Beckinsale, who recently accused Harvey Weinstein of sexual harassment, says the body shaming culture is especially evident in Hollywood, from the obsession with pregnancy and post-baby bodies, to the nude photo hacking in 2014.

“It’s mostly hitting females when they are objectively at their most powerful,” she says. “[When they’re] creating life, growing into themselves emotionally and intellectually, and the knee jerk rush to bully her body in pregnancy and afterwards, her age, her cellulite, hacking a phone for private photos and mocking her vagina, trickles down from the one shamed woman and leaks into our whole culture.”

RELATED VIDEO: Director Michael Bay Responds to Claims He Body Shamed Kate Beckinsale

In 2016, Beckinsale said that her Pearl Harbor director Michael Bay repeatedly criticized her appearance during the press tour for the movie when he was asked why she was cast for the role.

“He’d say, ‘Kate wasn’t so attractive that she would alienate the female audience,’ ” Beckinsale said, adding that he pushed her to lose weight for her role as a 1940s nurse, though she didn’t think it fit the character. Bay later said that Beckinsale misunderstood him.
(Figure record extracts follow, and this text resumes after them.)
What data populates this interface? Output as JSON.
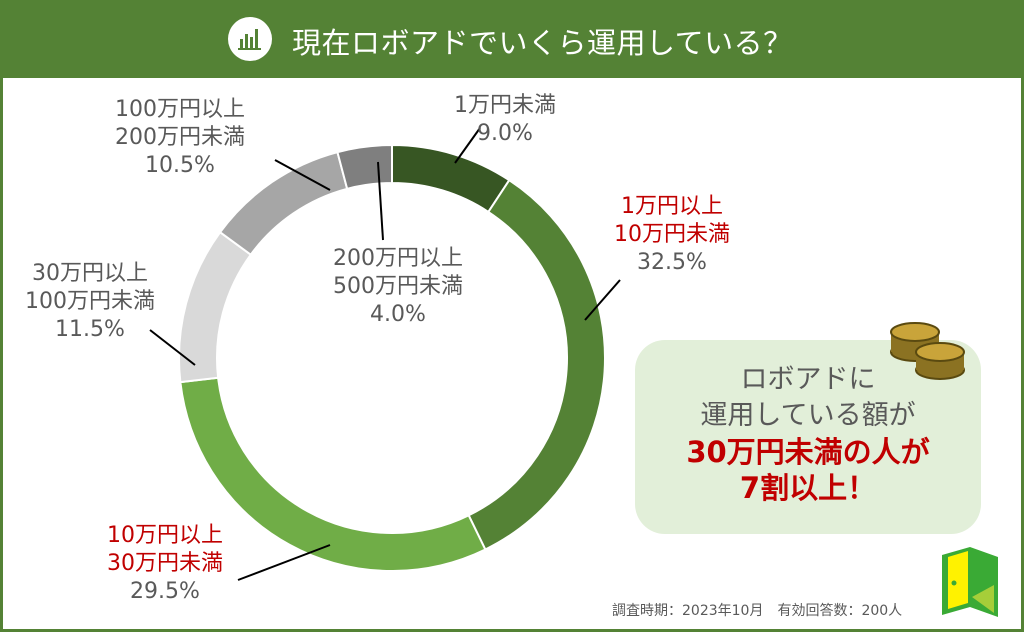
{
  "header": {
    "title": "現在ロボアドでいくら運用している？",
    "icon": "bar-chart-icon"
  },
  "chart_data": {
    "type": "pie",
    "donut": true,
    "title": "現在ロボアドでいくら運用している？",
    "slices": [
      {
        "label": [
          "1万円未満"
        ],
        "value": 9.0,
        "display": "9.0%",
        "color": "#375623",
        "highlight": false
      },
      {
        "label": [
          "1万円以上",
          "10万円未満"
        ],
        "value": 32.5,
        "display": "32.5%",
        "color": "#548235",
        "highlight": true
      },
      {
        "label": [
          "10万円以上",
          "30万円未満"
        ],
        "value": 29.5,
        "display": "29.5%",
        "color": "#70ad47",
        "highlight": true
      },
      {
        "label": [
          "30万円以上",
          "100万円未満"
        ],
        "value": 11.5,
        "display": "11.5%",
        "color": "#d9d9d9",
        "highlight": false
      },
      {
        "label": [
          "100万円以上",
          "200万円未満"
        ],
        "value": 10.5,
        "display": "10.5%",
        "color": "#a6a6a6",
        "highlight": false
      },
      {
        "label": [
          "200万円以上",
          "500万円未満"
        ],
        "value": 4.0,
        "display": "4.0%",
        "color": "#7f7f7f",
        "highlight": false
      }
    ],
    "start": "top",
    "direction": "clockwise"
  },
  "callout": {
    "line1": "ロボアドに",
    "line2": "運用している額が",
    "line3": "30万円未満の人が",
    "line4": "7割以上！",
    "icon": "coins-icon"
  },
  "footer": {
    "text": "調査時期：2023年10月　有効回答数：200人"
  },
  "logo": {
    "icon": "door-logo-icon"
  }
}
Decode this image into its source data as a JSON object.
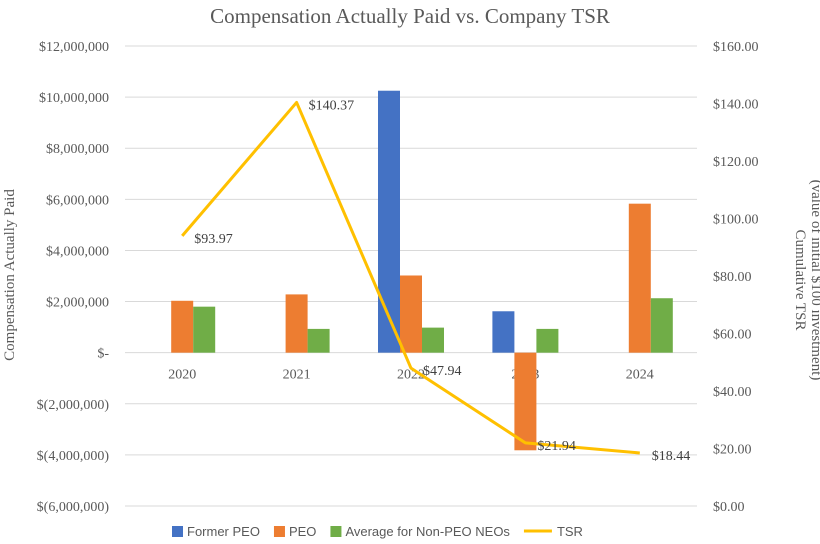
{
  "chart_data": {
    "type": "bar",
    "title": "Compensation Actually Paid vs. Company TSR",
    "categories": [
      "2020",
      "2021",
      "2022",
      "2023",
      "2024"
    ],
    "ylabel": "Compensation Actually Paid",
    "y2label_line1": "Cumulative TSR",
    "y2label_line2": "(value of initial $100 investment)",
    "ylim": [
      -6000000,
      12000000
    ],
    "y2lim": [
      0,
      160
    ],
    "yticks": [
      12000000,
      10000000,
      8000000,
      6000000,
      4000000,
      2000000,
      0,
      -2000000,
      -4000000,
      -6000000
    ],
    "ytick_labels": [
      "$12,000,000",
      "$10,000,000",
      "$8,000,000",
      "$6,000,000",
      "$4,000,000",
      "$2,000,000",
      "$-",
      "$(2,000,000)",
      "$(4,000,000)",
      "$(6,000,000)"
    ],
    "y2ticks": [
      160,
      140,
      120,
      100,
      80,
      60,
      40,
      20,
      0
    ],
    "y2tick_labels": [
      "$160.00",
      "$140.00",
      "$120.00",
      "$100.00",
      "$80.00",
      "$60.00",
      "$40.00",
      "$20.00",
      "$0.00"
    ],
    "series": [
      {
        "name": "Former PEO",
        "color": "#4472c4",
        "values": [
          null,
          null,
          10250000,
          1620000,
          null
        ]
      },
      {
        "name": "PEO",
        "color": "#ed7d31",
        "values": [
          2030000,
          2280000,
          3020000,
          -3820000,
          5830000
        ]
      },
      {
        "name": "Average for Non-PEO NEOs",
        "color": "#70ad47",
        "values": [
          1800000,
          930000,
          980000,
          930000,
          2130000
        ]
      }
    ],
    "line_series": {
      "name": "TSR",
      "color": "#ffc000",
      "values": [
        93.97,
        140.37,
        47.94,
        21.94,
        18.44
      ],
      "labels": [
        "$93.97",
        "$140.37",
        "$47.94",
        "$21.94",
        "$18.44"
      ]
    },
    "grid": true,
    "legend": "bottom"
  }
}
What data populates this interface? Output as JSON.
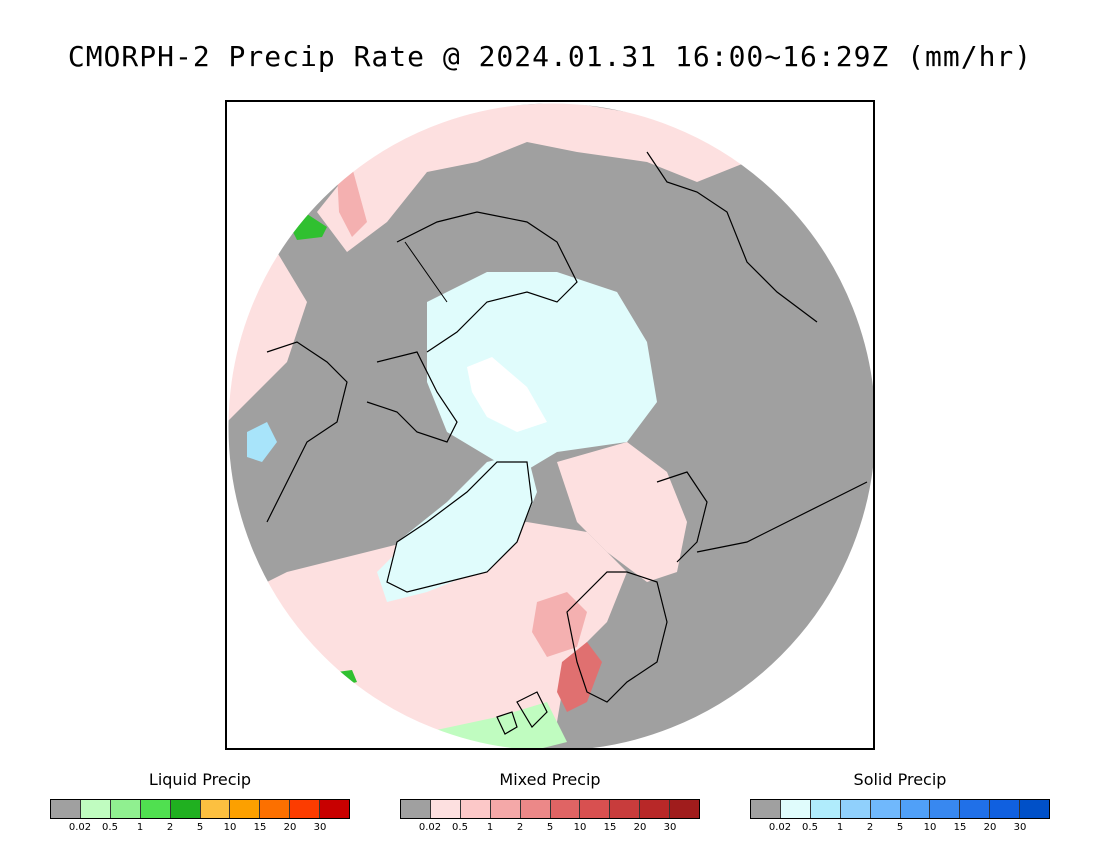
{
  "title": "CMORPH-2 Precip Rate @ 2024.01.31 16:00~16:29Z (mm/hr)",
  "map": {
    "projection": "north-polar-stereographic",
    "colors": {
      "no_precip": "#a0a0a0",
      "mixed_light": "#fde0e0",
      "mixed_mid": "#f4b0b0",
      "mixed_heavy": "#e07070",
      "solid_light": "#e0fcfc",
      "solid_mid": "#a8e4fa",
      "solid_heavy": "#80c0f0",
      "liquid_light": "#c0fcc0",
      "liquid_heavy": "#30c030",
      "coastline": "#000000"
    }
  },
  "legends": [
    {
      "title": "Liquid Precip",
      "colors": [
        "#a0a0a0",
        "#c0fcc0",
        "#90f090",
        "#50e050",
        "#20b020",
        "#fcc040",
        "#fca000",
        "#fc7000",
        "#fc3c00",
        "#c80000"
      ],
      "ticks": [
        "0.02",
        "0.5",
        "1",
        "2",
        "5",
        "10",
        "15",
        "20",
        "30"
      ]
    },
    {
      "title": "Mixed Precip",
      "colors": [
        "#a0a0a0",
        "#fde0e0",
        "#fcc8c8",
        "#f4a8a8",
        "#ec8888",
        "#e06464",
        "#d85050",
        "#c83c3c",
        "#b82828",
        "#a01c1c"
      ],
      "ticks": [
        "0.02",
        "0.5",
        "1",
        "2",
        "5",
        "10",
        "15",
        "20",
        "30"
      ]
    },
    {
      "title": "Solid Precip",
      "colors": [
        "#a0a0a0",
        "#e0fcfc",
        "#b0ecfc",
        "#90d0fc",
        "#70b8fc",
        "#50a0f8",
        "#3888f0",
        "#2070e8",
        "#1060e0",
        "#0050c8"
      ],
      "ticks": [
        "0.02",
        "0.5",
        "1",
        "2",
        "5",
        "10",
        "15",
        "20",
        "30"
      ]
    }
  ]
}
“I guess I was the ‘bad guy’ 16 years ago for suggesting a trainer because she just had her new beautiful baby girl – and she was about to enter into an intensive action movie. Note to reporters: 95 percent of leads in movies have trainers and drink green juice!” he said.

Beckinsale wants women to realize that the female-bashing culture is born out of men’s fear.

“I urge us all, as females, to see it for what it is. Fear of YOU. Fear of the magical mystery shit a woman can do with her magical body. Fear of what she can withhold or bestow,” Beckinsale says. “It’s the same impulse to reduce the power of a pretty girl who wouldn’t date you in school by becoming a big boss and getting your penis out at a meeting it made you feel powerful to set … It’s fear. Don’t let it in. Let’s see it as fear and try to mend it together, rationally and peacefully.”

Beckingsale ended her statement with a joke about her new-found magical powers.

“I turned eleven years older over Thanksgiving,” she said, in reference to the Daily Mail article. “You should listen to me. I’m a straight up wizard.”